Every general knows the term "tactical retreat". It means withdrawing your army because your supply lines are too long, you risk to be cut of from the rest of your troops or another sector of the front needs reinforcement. Such a tactical retreat is exactly what the EU needs at the moment. Unfortunately our eurocrats have gotten used to always wanting more and they simply seem incapable of making a step backwards.

If they had withdrawn a few years ago the euro crisis would have stayed rather small. If they had spent a few billions to grease the transition Greece - whose core problem is a lack of competitiveness - could have left the eurozone without much problems and would by now be refinding its competitiveness. And if they had not forced to accept bad bank loans from speculators in order to avoid trouble with the banks Ireland wouldn't have much problems now. By highlighting that a lack of competitiveness can lead to the exit from the euro they would also have encouraged Spain and Italy to take their problems more seriously.

Now we see instead the eurocrats making another power grab. This time they want automatic fines for countries that have a too large budget deficit. But such a fine would only make the deficit larger. And sometimes budget deficits arrive suddenly like we saw in Spain and Ireland when their real estate bubble burst. The real problem of the eurozone is seldom budget deficits - it is countries that are not competitive and live above their means. Spain and Ireland got into problems thanks to a busting real estate boom, not because they spent too much. But now they have to adjust.
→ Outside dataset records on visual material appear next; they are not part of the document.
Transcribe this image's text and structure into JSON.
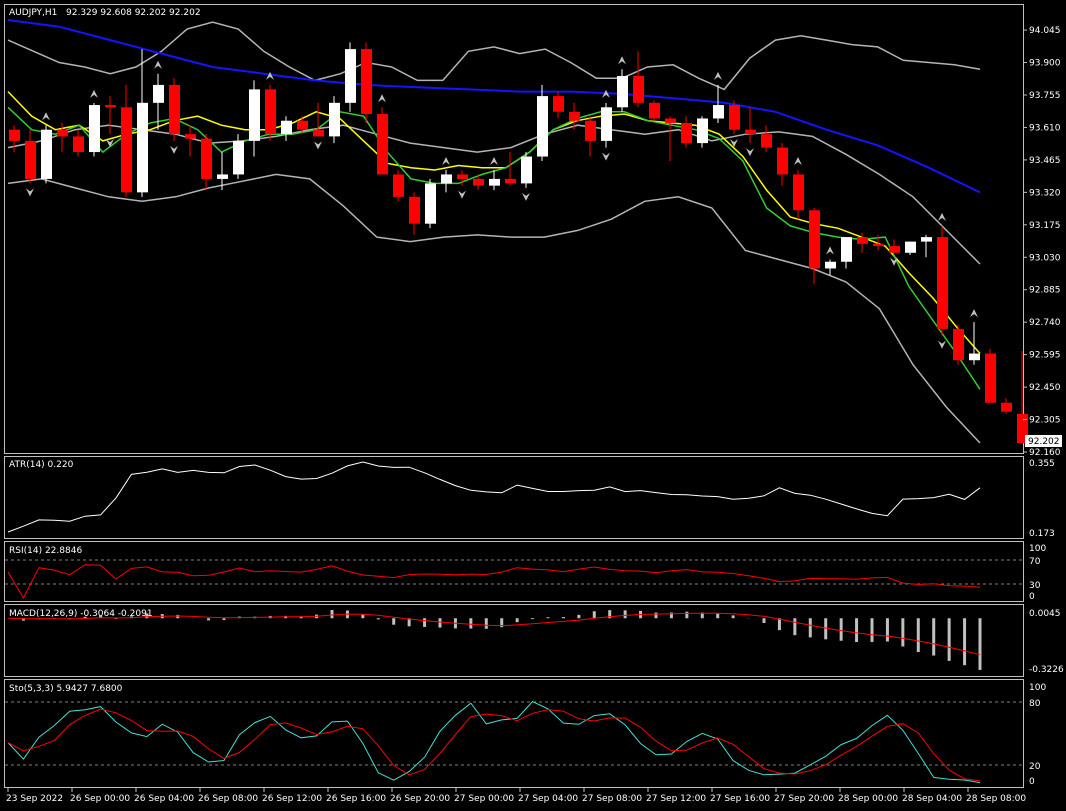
{
  "colors": {
    "background": "#000000",
    "frame": "#c0c0c0",
    "bull_candle": "#ffffff",
    "bear_candle": "#ff0000",
    "bands": "#b4b4b4",
    "ma_blue": "#1414ff",
    "ma_yellow": "#ffff00",
    "ma_green": "#33cc33",
    "signal_red": "#ff0000",
    "stoch_main": "#40e0d0",
    "atr_line": "#ffffff",
    "macd_hist": "#c0c0c0",
    "price_tag_bg": "#ffffff",
    "price_tag_text": "#000000",
    "arrow": "#c0c0c0"
  },
  "header": {
    "symbol_label": "AUDJPY,H1",
    "ohlc_label": "92.329 92.608 92.202 92.202"
  },
  "price_axis": {
    "ticks": [
      "94.045",
      "93.900",
      "93.755",
      "93.610",
      "93.465",
      "93.320",
      "93.175",
      "93.030",
      "92.885",
      "92.740",
      "92.595",
      "92.450",
      "92.305",
      "92.160"
    ],
    "tick_values": [
      94.045,
      93.9,
      93.755,
      93.61,
      93.465,
      93.32,
      93.175,
      93.03,
      92.885,
      92.74,
      92.595,
      92.45,
      92.305,
      92.16
    ],
    "current_price": "92.202"
  },
  "time_axis": {
    "labels": [
      "23 Sep 2022",
      "26 Sep 00:00",
      "26 Sep 04:00",
      "26 Sep 08:00",
      "26 Sep 12:00",
      "26 Sep 16:00",
      "26 Sep 20:00",
      "27 Sep 00:00",
      "27 Sep 04:00",
      "27 Sep 08:00",
      "27 Sep 12:00",
      "27 Sep 16:00",
      "27 Sep 20:00",
      "28 Sep 00:00",
      "28 Sep 04:00",
      "28 Sep 08:00"
    ]
  },
  "indicators": {
    "atr": {
      "label": "ATR(14) 0.220",
      "axis_ticks": [
        "0.355",
        "0.173"
      ]
    },
    "rsi": {
      "label": "RSI(14) 22.8846",
      "axis_ticks": [
        "100",
        "70",
        "30",
        "0"
      ]
    },
    "macd": {
      "label": "MACD(12,26,9) -0.3064 -0.2091",
      "axis_ticks": [
        "0.0045",
        "-0.3226"
      ]
    },
    "stoch": {
      "label": "Sto(5,3,3) 5.9427 7.6800",
      "axis_ticks": [
        "100",
        "80",
        "20",
        "0"
      ]
    }
  },
  "chart_data": {
    "type": "candlestick",
    "title": "AUDJPY,H1",
    "ylim": [
      92.16,
      94.09
    ],
    "candles": [
      [
        93.6,
        93.62,
        93.5,
        93.55
      ],
      [
        93.55,
        93.6,
        93.36,
        93.38
      ],
      [
        93.38,
        93.62,
        93.36,
        93.6
      ],
      [
        93.6,
        93.63,
        93.5,
        93.57
      ],
      [
        93.57,
        93.6,
        93.48,
        93.5
      ],
      [
        93.5,
        93.72,
        93.48,
        93.71
      ],
      [
        93.71,
        93.75,
        93.58,
        93.7
      ],
      [
        93.7,
        93.8,
        93.3,
        93.32
      ],
      [
        93.32,
        93.96,
        93.3,
        93.72
      ],
      [
        93.72,
        93.85,
        93.6,
        93.8
      ],
      [
        93.8,
        93.83,
        93.55,
        93.58
      ],
      [
        93.58,
        93.62,
        93.48,
        93.56
      ],
      [
        93.56,
        93.58,
        93.33,
        93.38
      ],
      [
        93.38,
        93.5,
        93.33,
        93.4
      ],
      [
        93.4,
        93.58,
        93.38,
        93.55
      ],
      [
        93.55,
        93.82,
        93.48,
        93.78
      ],
      [
        93.78,
        93.8,
        93.55,
        93.58
      ],
      [
        93.58,
        93.66,
        93.55,
        93.64
      ],
      [
        93.64,
        93.66,
        93.58,
        93.6
      ],
      [
        93.6,
        93.72,
        93.57,
        93.57
      ],
      [
        93.57,
        93.75,
        93.54,
        93.72
      ],
      [
        93.72,
        93.99,
        93.68,
        93.96
      ],
      [
        93.96,
        93.99,
        93.63,
        93.67
      ],
      [
        93.67,
        93.7,
        93.4,
        93.4
      ],
      [
        93.4,
        93.42,
        93.28,
        93.3
      ],
      [
        93.3,
        93.32,
        93.13,
        93.18
      ],
      [
        93.18,
        93.38,
        93.16,
        93.36
      ],
      [
        93.36,
        93.42,
        93.32,
        93.4
      ],
      [
        93.4,
        93.42,
        93.35,
        93.38
      ],
      [
        93.38,
        93.4,
        93.33,
        93.35
      ],
      [
        93.35,
        93.42,
        93.33,
        93.38
      ],
      [
        93.38,
        93.5,
        93.35,
        93.36
      ],
      [
        93.36,
        93.5,
        93.34,
        93.48
      ],
      [
        93.48,
        93.8,
        93.46,
        93.75
      ],
      [
        93.75,
        93.77,
        93.65,
        93.68
      ],
      [
        93.68,
        93.72,
        93.6,
        93.64
      ],
      [
        93.64,
        93.66,
        93.48,
        93.55
      ],
      [
        93.55,
        93.72,
        93.52,
        93.7
      ],
      [
        93.7,
        93.87,
        93.68,
        93.84
      ],
      [
        93.84,
        93.95,
        93.7,
        93.72
      ],
      [
        93.72,
        93.73,
        93.64,
        93.65
      ],
      [
        93.65,
        93.66,
        93.46,
        93.63
      ],
      [
        93.63,
        93.66,
        93.52,
        93.54
      ],
      [
        93.54,
        93.66,
        93.52,
        93.65
      ],
      [
        93.65,
        93.8,
        93.63,
        93.71
      ],
      [
        93.71,
        93.73,
        93.58,
        93.6
      ],
      [
        93.6,
        93.7,
        93.54,
        93.58
      ],
      [
        93.58,
        93.62,
        93.5,
        93.52
      ],
      [
        93.52,
        93.54,
        93.35,
        93.4
      ],
      [
        93.4,
        93.42,
        93.2,
        93.24
      ],
      [
        93.24,
        93.25,
        92.91,
        92.98
      ],
      [
        92.98,
        93.02,
        92.95,
        93.01
      ],
      [
        93.01,
        93.12,
        92.98,
        93.12
      ],
      [
        93.12,
        93.14,
        93.05,
        93.09
      ],
      [
        93.09,
        93.13,
        93.06,
        93.08
      ],
      [
        93.08,
        93.11,
        93.05,
        93.05
      ],
      [
        93.05,
        93.1,
        93.04,
        93.1
      ],
      [
        93.1,
        93.13,
        93.03,
        93.12
      ],
      [
        93.12,
        93.17,
        92.68,
        92.71
      ],
      [
        92.71,
        92.73,
        92.55,
        92.57
      ],
      [
        92.57,
        92.74,
        92.55,
        92.6
      ],
      [
        92.6,
        92.62,
        92.38,
        92.38
      ],
      [
        92.38,
        92.4,
        92.33,
        92.34
      ],
      [
        92.33,
        92.61,
        92.2,
        92.2
      ]
    ],
    "moving_average_blue": [
      94.09,
      94.06,
      94.0,
      93.94,
      93.88,
      93.85,
      93.82,
      93.8,
      93.79,
      93.78,
      93.77,
      93.77,
      93.76,
      93.74,
      93.72,
      93.68,
      93.6,
      93.53,
      93.43,
      93.32
    ],
    "moving_average_yellow": [
      93.77,
      93.66,
      93.6,
      93.62,
      93.55,
      93.58,
      93.6,
      93.64,
      93.66,
      93.62,
      93.6,
      93.6,
      93.63,
      93.68,
      93.65,
      93.55,
      93.45,
      93.43,
      93.42,
      93.44,
      93.43,
      93.43,
      93.5,
      93.6,
      93.64,
      93.66,
      93.67,
      93.64,
      93.63,
      93.62,
      93.58,
      93.48,
      93.33,
      93.21,
      93.18,
      93.16,
      93.12,
      93.08,
      92.96,
      92.85,
      92.72,
      92.6
    ],
    "moving_average_green": [
      93.7,
      93.6,
      93.58,
      93.62,
      93.5,
      93.58,
      93.63,
      93.65,
      93.6,
      93.5,
      93.55,
      93.58,
      93.58,
      93.6,
      93.68,
      93.66,
      93.5,
      93.38,
      93.36,
      93.36,
      93.4,
      93.43,
      93.5,
      93.6,
      93.65,
      93.68,
      93.68,
      93.64,
      93.62,
      93.6,
      93.56,
      93.46,
      93.25,
      93.17,
      93.14,
      93.12,
      93.11,
      93.12,
      92.9,
      92.75,
      92.6,
      92.44
    ],
    "bollinger_upper": [
      94.0,
      93.95,
      93.9,
      93.88,
      93.85,
      93.88,
      93.95,
      94.05,
      94.08,
      94.05,
      93.95,
      93.88,
      93.82,
      93.85,
      93.9,
      93.88,
      93.82,
      93.82,
      93.95,
      93.97,
      93.94,
      93.96,
      93.9,
      93.83,
      93.83,
      93.88,
      93.89,
      93.83,
      93.78,
      93.92,
      94.0,
      94.02,
      94.0,
      93.98,
      93.97,
      93.91,
      93.9,
      93.89,
      93.87
    ],
    "bollinger_middle": [
      93.52,
      93.55,
      93.6,
      93.62,
      93.6,
      93.58,
      93.54,
      93.55,
      93.57,
      93.6,
      93.62,
      93.58,
      93.54,
      93.52,
      93.5,
      93.52,
      93.58,
      93.62,
      93.6,
      93.58,
      93.6,
      93.55,
      93.58,
      93.59,
      93.57,
      93.49,
      93.4,
      93.3,
      93.15,
      93.0
    ],
    "bollinger_lower": [
      93.36,
      93.38,
      93.34,
      93.3,
      93.28,
      93.3,
      93.34,
      93.37,
      93.4,
      93.38,
      93.26,
      93.12,
      93.1,
      93.12,
      93.13,
      93.12,
      93.12,
      93.15,
      93.2,
      93.28,
      93.3,
      93.25,
      93.06,
      93.02,
      92.98,
      92.92,
      92.8,
      92.55,
      92.36,
      92.2
    ]
  }
}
The eurozone has two structural problems and we will need to find an answer to them:
- one is that its economies develop not in sync. The bursting of the real estate bubbles in Spain and Ireland are good examples of that. One could argue that allowing those bubbles to happen was bad economic policy to begin with but as virtually no economists or politicians raised the issue we will have to consider such developments as de facto "natural" developments. It takes painful adjustments for such economies to get back in sync with the rest of the eurozone.
- the other is more structural. I call it the "Southern Italy effect". Since Southern Italy became part of Italy around 1860 it has become poor (much poorer than before) and mafia infested. It have no good theory why that happened, but given the fact that Spain and former Yugoslavia had similar problems between the north and the south there must be some structural cause. I see a great risk that with further integration of the EU the whole of Southern Europe may become caught in such a poverty trap.

It looks like - except for giving in yet again to the power hunger of the eurocrats - the European leaders will today once again attempt to buy time and to evade the structural problems. If they continue that way they might well end up blowing the euro. But maybe that would be the better outcome in the long term. Finding a solution that lets the rot go on just slow enough to be "manageable" might in the long term be yet worse.

2 comments:

Anonymous said...

"Now we see instead the eurocrats making another power grab. This time they want automatic fines for countries that have a too large budget deficit."

There's no good reason for a government to behave in such a grossly irresponsible fashion as to even have a deficit. So what is wrong with preventing it?

Wim Roffel said...

Why is it "grossly irresponsible" for a government to borrow some money to build a much needed road?

Why is irresponsible to borrow money when a government has less income when due to some crisis it has less tax income? It will still have to pay its bills.